In der Taufe und im Empfangen der übrigen Sakramente soll in uns das kommunikativ Trennende zwischen Identität und Differenz aufgehoben, die Differenz in sich selbst durchlichtet und die uns gegebenen Grund-Vermögen in ihre ursprüngliche Übereinstimmung zueinander zurückgeführt werden. Das Wahrnehmen, dass das Widersetzliche zum Leben-Selbst nicht nur uns, sondern auch die ganze Schöpfung trifft, muss in uns wach werden, denn durch jegliches Fehlhandeln ist das ganze Universum in Mitleidenschaft gezogen. Um dem eingelassenen Unheil zu entkommen, sind wir auf die heilende Kraft aus dem Leben-Selbst verwiesen, an der auch die Schöpfung - durch unser Heil-werden - teilhaben muss; dieses Zugehörig-sein nicht zu ignorieren, ist der Schlüssel, um zur ursprünglichen Einheit zurückzufinden.
Soll das mit den Sakramenten uns Gegebene sich einlösen, ist das rechte Mitwirken unsererseits unentbehrlich: Übung und Verzicht ist hierfür eine notwendige - in die Tat zu setzende - Praxis. In dem Maße, wie sich die zerstreuten Vermögen sammeln, wird uns das Identifizieren mit dem im Bewusstsein gespeicherten Wider-Sinn zum Leben-an-sich unausweichlich einsichtig. Trifft der sakramental empfangene Akt dieses Einsichtig-werden, wird unser Mensch-sein ganz durchwirkt: das Authentische – die Identität der Kern-F – wird wachgerufen. Hierbei geht es um die Bereitschaft, das Ausgesöhnt-sein durch das Werk der Erlösung anzunehmen, mit anderen Worten, um die Tilgung der in uns gestifteten Feindschaft überhaupt.
Das Üben im Verzicht – mit den gegen das Leben agierenden Kräften in uns sich nicht zu identifizieren – hat seine Voraussetzung im Shugyō: Sollen die uns gegebenen Vermögen in Eins wirken, sind sie zunächst zu entstören, damit sie aus der Lebens-Dynamis ihre wahre Bestimmung empfangen können. Für alles Suchen nach der Ursprünglichkeit des uns geschenkten Lebens sind wir auf das Zueinander dieser zwei Wirkweisen – entstören und empfangen – verwiesen. Die Möglichkeit, sowohl zu entstören als auch Shugyō voll wirksam werden zu lassen, ist in der Lebens-Dynamis grundgelegt. Deshalb konnte und kann Zen-Jou – wie vieles, das sich ausrichtet auf ein tieferes Verständnis dessen, was das Leben-an-sich sein will – der Menschheit von Anbeginn als ein befreiender und zugleich zur Umkehr einladender Übungs-Weg zukommen. Jedoch erst dadurch, dass Christus, „das Geheimnis, das vor den Weltzeiten und vor den Geschlechtern verborgen war“ (Kol 1,26) offenbar wurde, konnte die Einsicht es erfassen: „in dem [im Messias] alle Schätze der Weisheit und Erkenntnis verborgen sind“ (Kol 2,3)

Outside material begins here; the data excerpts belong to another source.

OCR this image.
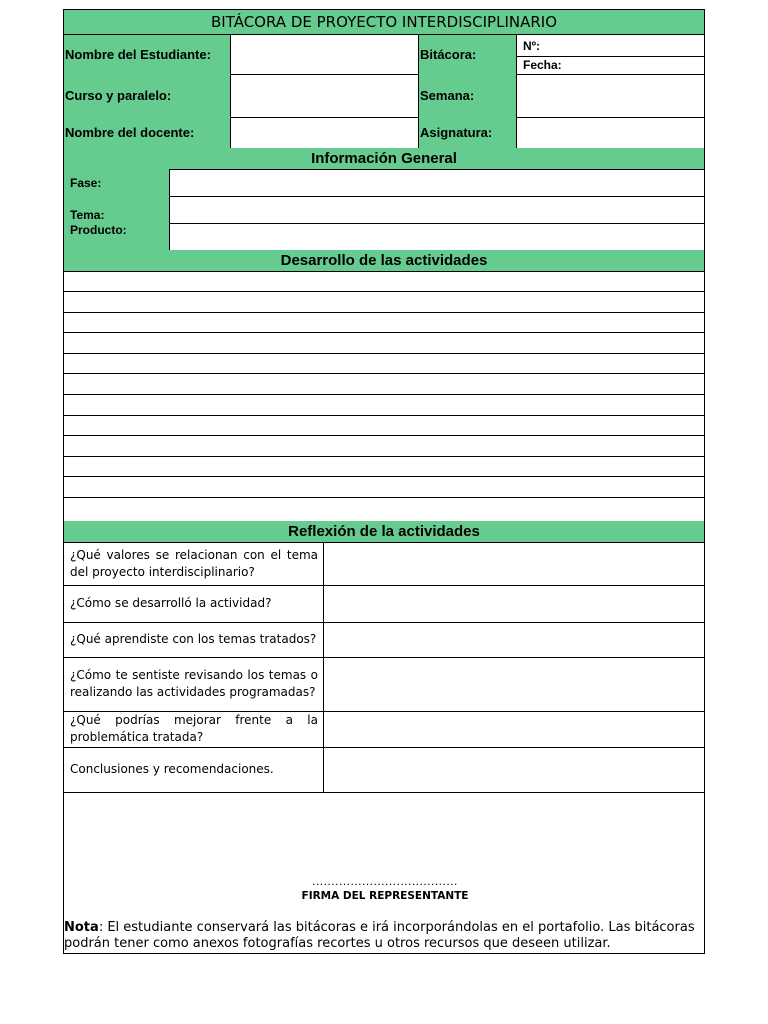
BITÁCORA DE PROYECTO INTERDISCIPLINARIO
Nombre del Estudiante:	Bitácora:
Nº:
Fecha:
Curso y paralelo:	Semana:
Nombre del docente:	Asignatura:
Información General
Fase:
Tema:
Producto:
Desarrollo de las actividades
Reflexión de la actividades
¿Qué valores se relacionan con el tema del proyecto interdisciplinario?
¿Cómo se desarrolló la actividad?
¿Qué aprendiste con los temas tratados?
¿Cómo te sentiste revisando los temas o realizando las actividades programadas?
¿Qué podrías mejorar frente a la problemática tratada?
Conclusiones y recomendaciones.
......................................
FIRMA DEL REPRESENTANTE
Nota: El estudiante conservará las bitácoras e irá incorporándolas en el portafolio. Las bitácoras podrán tener como anexos fotografías recortes u otros recursos que deseen utilizar.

Entscheidend ist hier für uns, zu sehen, dass in Christus alle Werte und Erkenntnisse, die vor seinem Kommen der Menschheit zukamen, ihre Integration finden: „Denn in ihm wurde erschaffen das Allsamt: … durch ihn und auf ihn hin“ (Kol 1,16). Mit ihm und durch ihn kommt zwar etwas radikal Neues, aber das vor ihm Gegebene soll nicht aufgehoben, sondern erfüllt und in ihm zur Vollendung geführt werden (→ Mt 5,17-20; Lk 5,36-39). So ist auch im Zen – dhyãna - von Anfang an die Möglichkeit zur Entfaltung grundgelegt, um in Ihm zur vollen Gestalt und Erfüllung des in dieser Übung Gestifteten zu reifen. Erst durch Ihn kommt das mit Zen-Jou gegebene universal kommunizierende Moment voll zum Tragen, das ist: „der Messias unter euch“ (Kol 1,27). Ist Shugyō im Nicht-Besitzergreifen fest gegründet, öffnet sich das Tor zum Leben.